Following Tuller et al. [45] and Faure et al. [46], we employed RNAfold to calculate the folding energy of the most and the least stable 30-nucleotide segment of mRNAs (ΔGmin and ΔGmax, respectively), as well as the average folding energy of all possible 30 nucleotide segments (ΔGmean). Faure et al. investigated the effect of mRNA stability on the translation rate and protein folding. During translation, the ribosome sequentially unfolds parts of the mRNA. These parts are typically 30 nucleotides long, which explains the choice of segment length in Faure et al. As this procedure does not take into account the actual boundaries of local structures, but rather limits all structures to the size of 30 nucleotides, we additionally calculated the three energy values for all local optimal structures found with RNALfold.

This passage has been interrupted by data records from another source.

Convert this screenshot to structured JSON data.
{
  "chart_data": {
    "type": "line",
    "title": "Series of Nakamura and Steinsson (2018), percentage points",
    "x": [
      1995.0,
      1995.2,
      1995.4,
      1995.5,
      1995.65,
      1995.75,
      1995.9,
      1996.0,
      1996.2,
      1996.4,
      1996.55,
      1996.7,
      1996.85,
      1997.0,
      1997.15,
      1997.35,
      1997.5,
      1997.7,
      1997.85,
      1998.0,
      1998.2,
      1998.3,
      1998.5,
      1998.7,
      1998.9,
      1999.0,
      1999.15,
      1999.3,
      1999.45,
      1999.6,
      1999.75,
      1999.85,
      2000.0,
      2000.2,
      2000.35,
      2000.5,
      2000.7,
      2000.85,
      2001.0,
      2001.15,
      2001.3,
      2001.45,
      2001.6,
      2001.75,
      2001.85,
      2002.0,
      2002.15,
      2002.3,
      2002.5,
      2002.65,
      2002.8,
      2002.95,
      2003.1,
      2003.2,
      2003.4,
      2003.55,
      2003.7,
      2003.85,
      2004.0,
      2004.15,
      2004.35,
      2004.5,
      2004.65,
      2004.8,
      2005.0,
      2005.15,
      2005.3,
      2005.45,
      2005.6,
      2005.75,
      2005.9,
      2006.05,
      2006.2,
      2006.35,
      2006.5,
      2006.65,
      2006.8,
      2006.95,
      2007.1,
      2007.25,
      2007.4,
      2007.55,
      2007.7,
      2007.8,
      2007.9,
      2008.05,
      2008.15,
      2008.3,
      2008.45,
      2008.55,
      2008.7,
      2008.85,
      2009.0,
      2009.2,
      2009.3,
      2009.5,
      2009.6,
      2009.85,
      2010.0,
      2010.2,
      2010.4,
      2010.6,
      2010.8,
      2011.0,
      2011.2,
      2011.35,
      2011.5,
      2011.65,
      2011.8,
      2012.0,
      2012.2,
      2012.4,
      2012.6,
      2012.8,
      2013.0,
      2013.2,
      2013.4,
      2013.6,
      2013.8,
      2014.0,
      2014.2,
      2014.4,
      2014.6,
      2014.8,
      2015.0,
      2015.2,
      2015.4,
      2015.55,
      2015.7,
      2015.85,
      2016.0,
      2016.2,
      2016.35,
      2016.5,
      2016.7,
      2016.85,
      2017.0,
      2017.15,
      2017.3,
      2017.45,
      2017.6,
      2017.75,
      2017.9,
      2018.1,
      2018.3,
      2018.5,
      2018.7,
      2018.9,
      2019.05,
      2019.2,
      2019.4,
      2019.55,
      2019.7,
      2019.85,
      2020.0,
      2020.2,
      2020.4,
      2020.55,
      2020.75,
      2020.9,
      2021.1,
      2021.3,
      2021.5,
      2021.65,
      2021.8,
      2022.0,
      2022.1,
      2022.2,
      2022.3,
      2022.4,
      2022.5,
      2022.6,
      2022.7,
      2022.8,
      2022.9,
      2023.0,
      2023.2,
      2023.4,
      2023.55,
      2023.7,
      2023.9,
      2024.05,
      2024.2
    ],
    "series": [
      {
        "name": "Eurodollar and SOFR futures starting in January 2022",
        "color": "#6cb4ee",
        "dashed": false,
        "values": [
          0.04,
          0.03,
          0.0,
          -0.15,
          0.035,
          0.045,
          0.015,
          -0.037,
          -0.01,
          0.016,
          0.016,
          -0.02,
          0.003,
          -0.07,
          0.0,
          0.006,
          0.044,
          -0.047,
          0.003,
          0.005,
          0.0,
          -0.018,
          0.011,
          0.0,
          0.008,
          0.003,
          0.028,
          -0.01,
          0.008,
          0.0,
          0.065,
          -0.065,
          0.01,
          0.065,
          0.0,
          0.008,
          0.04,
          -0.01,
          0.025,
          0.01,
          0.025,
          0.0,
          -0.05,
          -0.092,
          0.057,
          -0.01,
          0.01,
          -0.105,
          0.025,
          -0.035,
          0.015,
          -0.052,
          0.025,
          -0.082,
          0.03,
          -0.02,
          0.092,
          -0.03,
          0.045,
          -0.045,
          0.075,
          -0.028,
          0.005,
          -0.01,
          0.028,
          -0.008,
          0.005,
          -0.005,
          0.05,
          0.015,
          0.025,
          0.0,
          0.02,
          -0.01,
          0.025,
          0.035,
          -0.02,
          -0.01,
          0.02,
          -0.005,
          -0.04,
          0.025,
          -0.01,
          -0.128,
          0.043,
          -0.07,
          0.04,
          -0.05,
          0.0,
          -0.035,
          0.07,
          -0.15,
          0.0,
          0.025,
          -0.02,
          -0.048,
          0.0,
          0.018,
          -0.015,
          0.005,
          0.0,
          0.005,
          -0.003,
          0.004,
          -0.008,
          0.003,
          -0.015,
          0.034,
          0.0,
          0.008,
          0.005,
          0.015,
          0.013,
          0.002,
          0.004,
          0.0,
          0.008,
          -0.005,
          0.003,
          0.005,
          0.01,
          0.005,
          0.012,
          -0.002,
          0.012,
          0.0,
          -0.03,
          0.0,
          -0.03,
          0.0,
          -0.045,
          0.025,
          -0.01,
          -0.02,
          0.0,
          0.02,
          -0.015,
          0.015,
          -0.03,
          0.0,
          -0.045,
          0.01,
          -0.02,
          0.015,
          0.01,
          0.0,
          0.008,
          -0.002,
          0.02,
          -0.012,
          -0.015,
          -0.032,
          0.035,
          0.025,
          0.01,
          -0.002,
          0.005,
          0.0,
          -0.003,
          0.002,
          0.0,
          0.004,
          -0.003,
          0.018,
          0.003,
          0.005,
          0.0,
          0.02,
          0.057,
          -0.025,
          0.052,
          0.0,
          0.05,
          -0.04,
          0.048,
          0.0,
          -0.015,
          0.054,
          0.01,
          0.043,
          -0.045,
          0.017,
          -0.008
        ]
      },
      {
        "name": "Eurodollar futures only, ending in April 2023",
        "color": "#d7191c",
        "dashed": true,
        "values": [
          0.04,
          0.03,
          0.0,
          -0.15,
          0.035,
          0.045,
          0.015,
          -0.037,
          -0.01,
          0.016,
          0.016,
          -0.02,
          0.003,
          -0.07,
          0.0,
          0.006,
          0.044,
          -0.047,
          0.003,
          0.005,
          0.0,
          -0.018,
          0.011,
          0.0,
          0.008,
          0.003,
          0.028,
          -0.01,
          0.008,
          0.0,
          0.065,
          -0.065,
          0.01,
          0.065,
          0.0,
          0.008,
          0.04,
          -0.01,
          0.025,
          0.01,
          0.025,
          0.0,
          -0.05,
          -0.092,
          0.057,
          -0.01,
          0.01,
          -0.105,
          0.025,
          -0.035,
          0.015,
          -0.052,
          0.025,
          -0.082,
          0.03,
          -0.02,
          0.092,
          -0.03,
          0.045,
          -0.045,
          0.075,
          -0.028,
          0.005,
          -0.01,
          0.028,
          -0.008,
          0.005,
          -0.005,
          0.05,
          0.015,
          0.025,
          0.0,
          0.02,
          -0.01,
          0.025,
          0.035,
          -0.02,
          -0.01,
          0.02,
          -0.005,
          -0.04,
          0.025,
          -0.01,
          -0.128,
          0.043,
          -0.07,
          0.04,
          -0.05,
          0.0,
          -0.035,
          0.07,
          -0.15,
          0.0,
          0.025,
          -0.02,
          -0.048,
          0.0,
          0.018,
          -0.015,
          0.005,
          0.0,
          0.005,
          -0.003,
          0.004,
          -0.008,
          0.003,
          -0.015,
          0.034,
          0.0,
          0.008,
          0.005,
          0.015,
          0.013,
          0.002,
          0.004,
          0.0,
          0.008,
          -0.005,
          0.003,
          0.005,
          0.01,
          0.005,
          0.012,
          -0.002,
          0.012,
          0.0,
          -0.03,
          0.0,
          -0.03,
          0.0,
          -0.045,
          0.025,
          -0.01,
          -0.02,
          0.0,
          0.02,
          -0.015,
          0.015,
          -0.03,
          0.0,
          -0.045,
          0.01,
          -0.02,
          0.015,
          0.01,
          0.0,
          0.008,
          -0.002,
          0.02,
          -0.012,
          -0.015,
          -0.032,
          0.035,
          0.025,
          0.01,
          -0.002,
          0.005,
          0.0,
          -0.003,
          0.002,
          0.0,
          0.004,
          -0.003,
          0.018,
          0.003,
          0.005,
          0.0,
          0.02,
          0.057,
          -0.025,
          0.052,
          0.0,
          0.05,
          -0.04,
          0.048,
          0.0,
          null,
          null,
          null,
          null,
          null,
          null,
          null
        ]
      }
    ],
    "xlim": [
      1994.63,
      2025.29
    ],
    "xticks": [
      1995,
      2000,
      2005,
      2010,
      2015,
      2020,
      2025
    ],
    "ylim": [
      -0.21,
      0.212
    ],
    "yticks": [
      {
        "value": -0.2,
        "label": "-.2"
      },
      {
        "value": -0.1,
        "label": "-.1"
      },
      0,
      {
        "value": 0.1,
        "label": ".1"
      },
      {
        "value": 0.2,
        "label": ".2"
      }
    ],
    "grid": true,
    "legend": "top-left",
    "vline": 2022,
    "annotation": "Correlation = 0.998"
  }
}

2.6. mRNA Structures and Protein Function

We investigated the relationship between protein function, described in terms of gene ontology (GO) annotation [47], and mRNA structures. Instead of using the global folding energy for classifying mRNAs as highly or lowly structured [48], we considered structural coverage—the portion of an mRNA covered by functional and conserved structures. GO terms for all VOG proteins were downloaded using QuickGO [49], where available. Based on the Evidence & Conclusion Ontology (ECO) evidence codes [50], two separate datasets were created: (i) Proteins annotated by manually or experimentally derived GO terms (ECO evidence codes: ECO:0000352, ECO:0000269), and (ii) proteins annotated by GO terms with any evidence codes. To find out whether mRNAs of proteins with certain functions tend to harbor more or fewer structures, we pooled together functionally similar GO terms with the average structural coverage of their corresponding mRNAs, using Revigo [51]. Revigo uses a semantic similarity measure to group similar GO terms together, which results in a concise list of distinct functions. To perform this analysis, we calculated the average structural coverage of all subVOG mRNAs with available GO annotation. For the experimental dataset we allowed a coverage value to be associated with a GO term if more than 50% of the sequences in a particular subVOG were annotated with this term. Within the dataset based on all evidence codes, we only allowed GO terms shared by all sequences of a subVOG. We only used mRNAs that were clustered into a subVOG. For sequences that were not part of any subVOG, we did not find conserved structures, although this does not necessarily mean that the mRNA did not contain functional structures. The distributions of standard deviations of the structural coverage values were compared within the actual and randomly generated Revigo clusters. Randomization was performed 1000 times by preserving the size of the clusters and filling them with randomly chosen GO terms.

3. Results

3.1. Overview of the Study

A graphical overview of the study is given in Figure 3. In a first step, we created distance trees for all protein sequences contained in each VOG, using the neighbor joining method, as described in Materials and Methods. All sequences of the inner nodes of each tree, representing potential subVOGs, were multiply aligned, converted to the nucleotide alphabet and processed with RNALalifold to obtain all potentially conserved local optimal structures. Each part of the alignment covering a potential structure was then realigned with the structure-guided alignment method mLocARNA and checked for functionality using RNAz. The use of structure-guided alignments as input for RNAz improves the performance, compared to pure sequence-based alignments [30]. The tree nodes containing the most sequences that yielded conserved structures were taken as final subVOGs. For all obtained subVOG structures, we computed covariance models that could be used to search for similar structures in future research.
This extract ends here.